Humble dans son rapport au pouvoir. Humble dans son rapport aux autres. Humble jusque dans sa manière de servir et de se retirer

Après le décès du Président Amadou Toumani Touré, le 10 novembre 2020, le plus bel hommage que j’ai lu ne venait pas d’un allié, mais de l’un de ses pires adversaires politiques : le docteur Oumar Mariko. L' »enfant terrible » de la politique malienne écrivait, en substance :

« ATT, l’homme qui ne pouvait pas détester, même ses pires ennemis. »

Mariko racontait cette visite à Dakar, durant l’exil du président, au cours de laquelle il lui avait dit, en face : « Koro, je fais partie de ceux qui ont contribué à votre chute. »

Et ATT de lui répondre simplement : « Dogo, je le sais, mais malgré tout, tu restes un jeune frère. »

Cette phrase, venue d’un homme blessé mais sans haine, en dit plus sur la nature profonde du président que bien des discours officiels.

Le ciment d’une sincère amitié

Je ne faisais pas partie du premier cercle des proches du Président Amadou Toumani Touré, ni un compagnon de la première heure. Et pourtant, comme d’autres dirigeants maliens, il a profondément marqué ma trajectoire.
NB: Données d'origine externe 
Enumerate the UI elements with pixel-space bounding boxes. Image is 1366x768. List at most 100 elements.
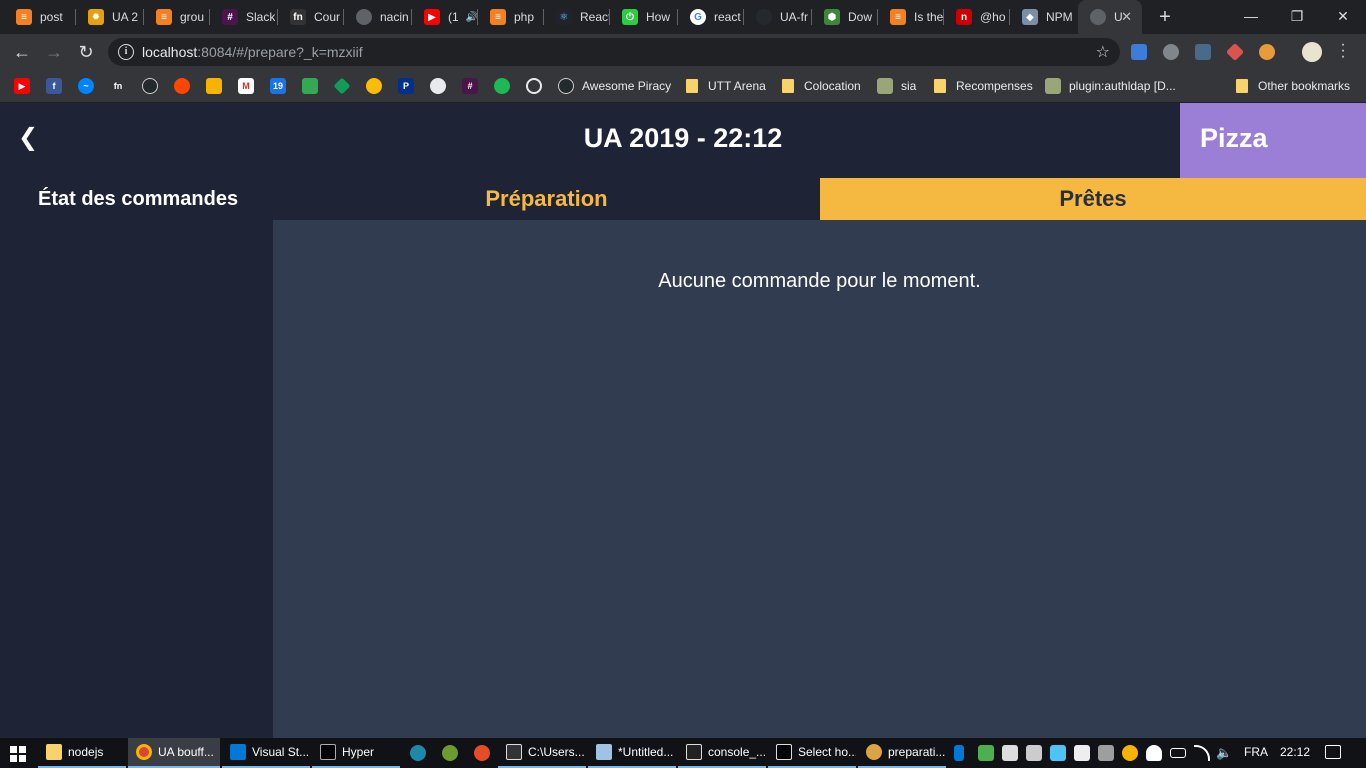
keep-icon[interactable]	[206, 78, 222, 94]
messenger-icon[interactable]: ~	[78, 78, 94, 94]
taskbar-item-cmd[interactable]: Select ho...	[768, 738, 856, 768]
close-window-button[interactable]: ✕	[1320, 0, 1366, 32]
browser-tab[interactable]: nacin	[344, 0, 412, 34]
extension-icon[interactable]	[1195, 44, 1211, 60]
taskbar-item-vscode[interactable]: Visual St...	[222, 738, 310, 768]
taskbar-item-nodejs[interactable]: nodejs	[38, 738, 126, 768]
battery-icon[interactable]	[1170, 748, 1186, 758]
info-icon[interactable]: i	[118, 44, 134, 60]
browser-tab[interactable]: ≡ Is the	[878, 0, 944, 34]
browser-tab[interactable]: UA-fr	[744, 0, 812, 34]
cloud-upload-icon[interactable]	[1146, 745, 1162, 761]
taskbar-item-chrome[interactable]: UA bouff...	[128, 738, 220, 768]
new-tab-button[interactable]: +	[1155, 6, 1175, 28]
fn-icon[interactable]: fn	[110, 78, 126, 94]
taskbar-item-7zip[interactable]: C:\Users...	[498, 738, 586, 768]
back-arrow-icon[interactable]: ←	[10, 40, 34, 64]
browser-tab[interactable]: ⬢ Dow	[812, 0, 878, 34]
tray-app-icon[interactable]	[1098, 745, 1114, 761]
browser-tab[interactable]: ✹ UA 2	[76, 0, 144, 34]
reload-icon[interactable]: ↻	[74, 40, 98, 64]
browser-tab[interactable]: ≡ php	[478, 0, 544, 34]
bookmark-plugin-authldap[interactable]: plugin:authldap [D...	[1045, 77, 1176, 95]
extension-icon[interactable]	[1131, 44, 1147, 60]
gmail-icon[interactable]: M	[238, 78, 254, 94]
bookmark-folder-recompenses[interactable]: Recompenses	[934, 77, 1033, 95]
taskbar-item-paint[interactable]: preparati...	[858, 738, 946, 768]
tray-app-icon[interactable]	[1050, 745, 1066, 761]
tab-ready[interactable]: Prêtes	[820, 178, 1366, 220]
tray-app-icon[interactable]	[978, 745, 994, 761]
browser-tab[interactable]: # Slack	[210, 0, 278, 34]
sidebar: État des commandes	[0, 178, 273, 738]
circle-icon[interactable]	[526, 78, 542, 94]
bookmark-folder-other[interactable]: Other bookmarks	[1236, 77, 1350, 95]
clock[interactable]: 22:12	[1280, 745, 1310, 759]
taskbar-item-hyper[interactable]: Hyper	[312, 738, 400, 768]
bookmark-awesome-piracy[interactable]: Awesome Piracy	[558, 77, 671, 95]
browser-tab[interactable]: Greact	[678, 0, 744, 34]
stackoverflow-icon: ≡	[156, 9, 172, 25]
tray-app-icon[interactable]	[1002, 745, 1018, 761]
extension-icon[interactable]	[1259, 44, 1275, 60]
browser-tab-active[interactable]: U ✕	[1078, 0, 1142, 34]
facebook-icon[interactable]: f	[46, 78, 62, 94]
reddit-icon[interactable]	[174, 78, 190, 94]
drive-icon[interactable]	[333, 77, 351, 95]
app-icon[interactable]	[442, 745, 458, 761]
stackoverflow-icon: ≡	[16, 9, 32, 25]
restore-button[interactable]: ❐	[1274, 0, 1320, 32]
url-text[interactable]: localhost:8084/#/prepare?_k=mzxiif	[142, 44, 363, 60]
browser-tab[interactable]: ≡ post	[4, 0, 76, 34]
spotify-icon[interactable]	[494, 78, 510, 94]
page-title: UA 2019 - 22:12	[583, 123, 783, 153]
npm-icon: ◆	[1022, 9, 1038, 25]
back-chevron-icon[interactable]: ❮	[18, 123, 40, 155]
browser-tab[interactable]: n @ho	[944, 0, 1010, 34]
browser-tab[interactable]: ≡ grou	[144, 0, 210, 34]
avatar[interactable]	[1302, 42, 1322, 62]
close-icon[interactable]: ✕	[1121, 9, 1132, 25]
app-icon[interactable]	[474, 745, 490, 761]
skull-icon[interactable]	[430, 78, 446, 94]
language-indicator[interactable]: FRA	[1244, 745, 1268, 759]
tab-preparation[interactable]: Préparation	[273, 178, 820, 220]
paypal-icon[interactable]: P	[398, 78, 414, 94]
youtube-icon[interactable]: ▶	[14, 78, 30, 94]
minimize-button[interactable]: —	[1228, 0, 1274, 32]
bookmark-star-icon[interactable]: ☆	[1096, 42, 1110, 62]
github-icon[interactable]	[142, 78, 158, 94]
category-badge[interactable]: Pizza	[1180, 103, 1366, 178]
wifi-icon[interactable]	[1194, 745, 1210, 761]
browser-tab[interactable]: ⚛ React	[544, 0, 610, 34]
tray-app-icon[interactable]	[1026, 745, 1042, 761]
calendar-icon[interactable]: 19	[270, 78, 286, 94]
browser-tab[interactable]: ▶ (1 🔊	[412, 0, 478, 34]
app-header: ❮ UA 2019 - 22:12 Pizza	[0, 103, 1366, 178]
bookmark-folder-colocation[interactable]: Colocation	[782, 77, 861, 95]
tray-app-icon[interactable]	[1122, 745, 1138, 761]
app-icon[interactable]	[410, 745, 426, 761]
maps-icon[interactable]	[302, 78, 318, 94]
bookmark-sia[interactable]: sia	[877, 77, 916, 95]
react-icon: ⚛	[556, 9, 572, 25]
bluetooth-icon[interactable]	[954, 745, 964, 761]
taskbar-item-datagrip[interactable]: console_...	[678, 738, 766, 768]
forward-arrow-icon[interactable]: →	[42, 40, 66, 64]
browser-tab[interactable]: ◆ NPM	[1010, 0, 1078, 34]
browser-tab-strip: ≡ post ✹ UA 2 ≡ grou # Slack fn Cour nacin ▶(…	[0, 0, 1366, 34]
ublock-icon[interactable]	[1163, 44, 1179, 60]
windows-start-icon[interactable]	[10, 746, 26, 762]
notification-icon[interactable]	[1325, 745, 1341, 759]
extension-icon[interactable]	[1225, 42, 1245, 62]
volume-icon[interactable]: 🔈	[1216, 745, 1232, 761]
browser-tab[interactable]: fn Cour	[278, 0, 344, 34]
photos-icon[interactable]	[366, 78, 382, 94]
bookmark-folder-utt-arena[interactable]: UTT Arena	[686, 77, 766, 95]
taskbar-item-notepad[interactable]: *Untitled...	[588, 738, 676, 768]
more-menu-icon[interactable]: · · ·	[1336, 37, 1350, 65]
slack-icon[interactable]: #	[462, 78, 478, 94]
browser-tab[interactable]: ⏻ How	[610, 0, 678, 34]
address-bar[interactable]: i localhost:8084/#/prepare?_k=mzxiif ☆	[108, 38, 1120, 66]
tray-app-icon[interactable]	[1074, 745, 1090, 761]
À l’occasion du cinquième anniversaire de sa disparition, je ressens le besoin de lui rendre cet hommage : celui d’un témoin que l’illustre disparu a gratifié d’une sincère amitié. ATT savait que je n’étais pas un courtisan, que j’avais accepté de le rejoindre en renonçant à gagner dix fois moins que ce que je gagnais en Belgique à l’époque, mais que je partageais avec lui un objectif commun : servir notre pays.

Tout commence à l’approche de l’élection présidentielle de 2002. J’étais frappé par le nombre de mes amis sérieux, exigeants, souvent très critiques en politique, qui se disaient prêts à le soutenir sans hésitation. Je me posais alors une question simple : Qu’a donc cet homme de si particulier pour que tant de personnalités, aux parcours si différents, convergent vers lui ?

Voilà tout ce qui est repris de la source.